Many scientists wanted to find a function for all of this RNA but they failed to do so. Meanwhile, other studies showed that much of our genome was probably junk DNA. This is about the time that scientists discovered pseudogenes (early 1980s) and discovered that half our genome was transposon pseudogenes (defective transposons). Experiments showed that a lot of pervasive transcription came from those regions of the genome suggesting that the transcripts were not functional.

It's simply not true to claim that the junk RNA explanation was not based on solid evidence and it's not true to claim that it stifled investigation. It's also ironic that andyjones thinks that the "Darwinists" would give up looking for an explanation when they (Darwinists) were doing the exact opposite! It's those who prefer natural selection (Darwinists) who most wanted there to be a function for this RNA. They still do.
I wonder if we should not be a little angry that this was not popularised in the 70s!

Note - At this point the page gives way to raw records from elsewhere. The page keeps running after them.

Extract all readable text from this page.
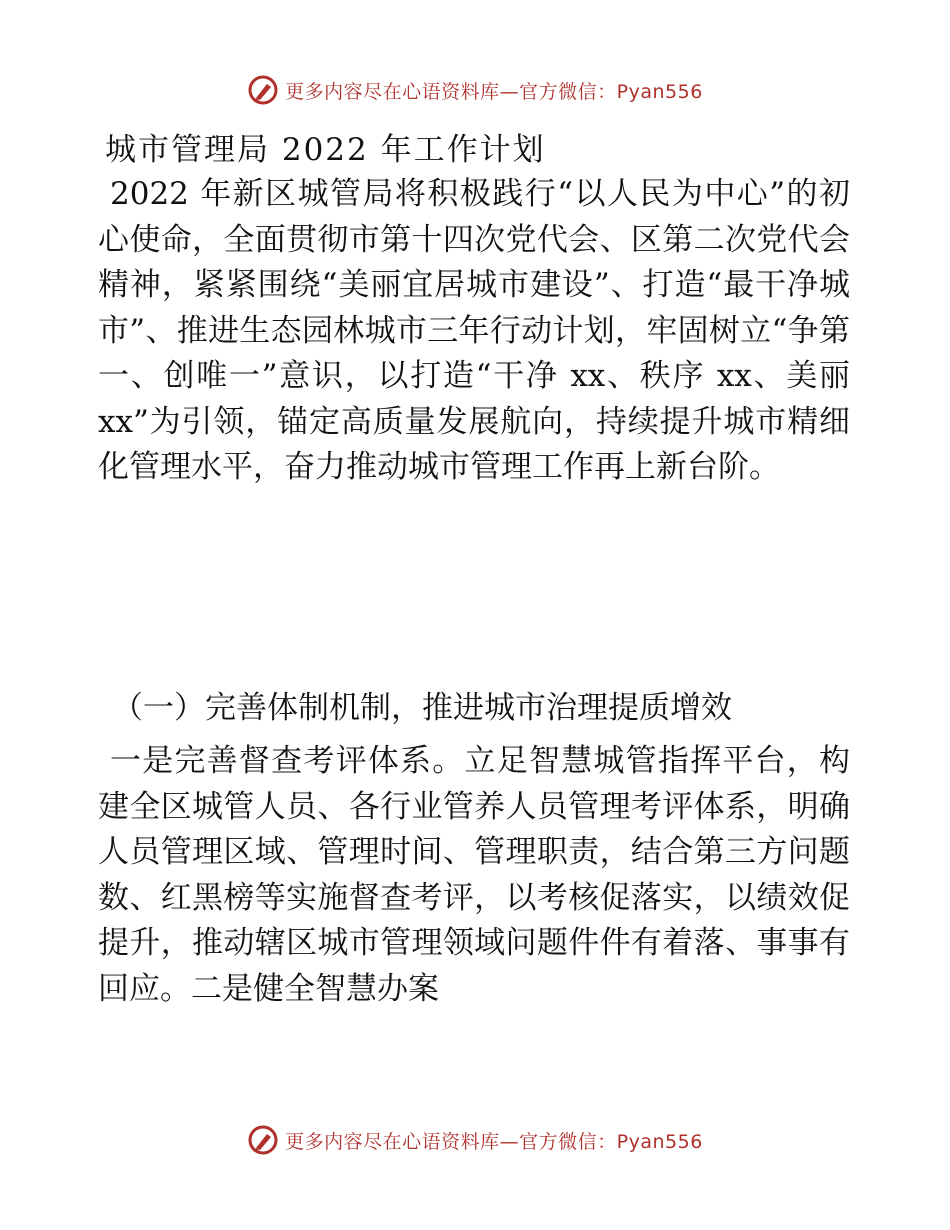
更多内容尽在心语资料库—官方微信：Pyan556
城市管理局 2022 年工作计划

2022 年新区城管局将积极践行“以人民为中心”的初心使命，全面贯彻市第十四次党代会、区第二次党代会精神，紧紧围绕“美丽宜居城市建设”、打造“最干净城市”、推进生态园林城市三年行动计划，牢固树立“争第一、创唯一”意识，以打造“干净 xx、秩序 xx、美丽 xx”为引领，锚定高质量发展航向，持续提升城市精细化管理水平，奋力推动城市管理工作再上新台阶。

（一）完善体制机制，推进城市治理提质增效

一是完善督查考评体系。立足智慧城管指挥平台，构建全区城管人员、各行业管养人员管理考评体系，明确人员管理区域、管理时间、管理职责，结合第三方问题数、红黑榜等实施督查考评，以考核促落实，以绩效促提升，推动辖区城市管理领域问题件件有着落、事事有回应。二是健全智慧办案

更多内容尽在心语资料库—官方微信：Pyan556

My fiancee, who has a recent biology degree, is now annoyed that this fact was kept from her … The Darwinian establishment seem to have buried it, exactly the kind of thing I wanted to warn against.
The existence of hnRNA was widely known in the 1970s. It was discussed in graduate courses when I was a student. By the late 1970s we were teaching this material to undergraduates.

By 1990, the general consensus was that most of the rapidly degraded nuclear transcripts were probably introns although it was still an open question. That's the view that Benjamin Lewin popularized in his textbook Genes IV in 1990. The next decade showed that this was wrong because hundreds and hundreds of ESTs (expressed sequence tags) were being sequenced and most of them could not be assigned to a known gene.


Holland, C. A., Mayrand, S. & Pederson, T. (1980) Sequence complexity of nuclear and messenger RNA in HeLa cells. J. Mol. Biol. 138:755–778.

Hough, B. R., Smith, M. J., Britten, R. J. & Davidson, E. H. (1975) Sequence complexity of heterogeneous nuclear RNA in sea urchin embryos. Cell 5:291–299.

Milcarek, C., Price, R. & Penman, S. (1974) The metabolism of a poly(A) minus mRNA fraction in HeLa cells. Cell 3:1–10.

Varley, J. M., Macgregor, H. C. & Erba, H. P. (1980) Satellite DNA is transcribed on lampbrush chromosomes. Nature 283:686–688.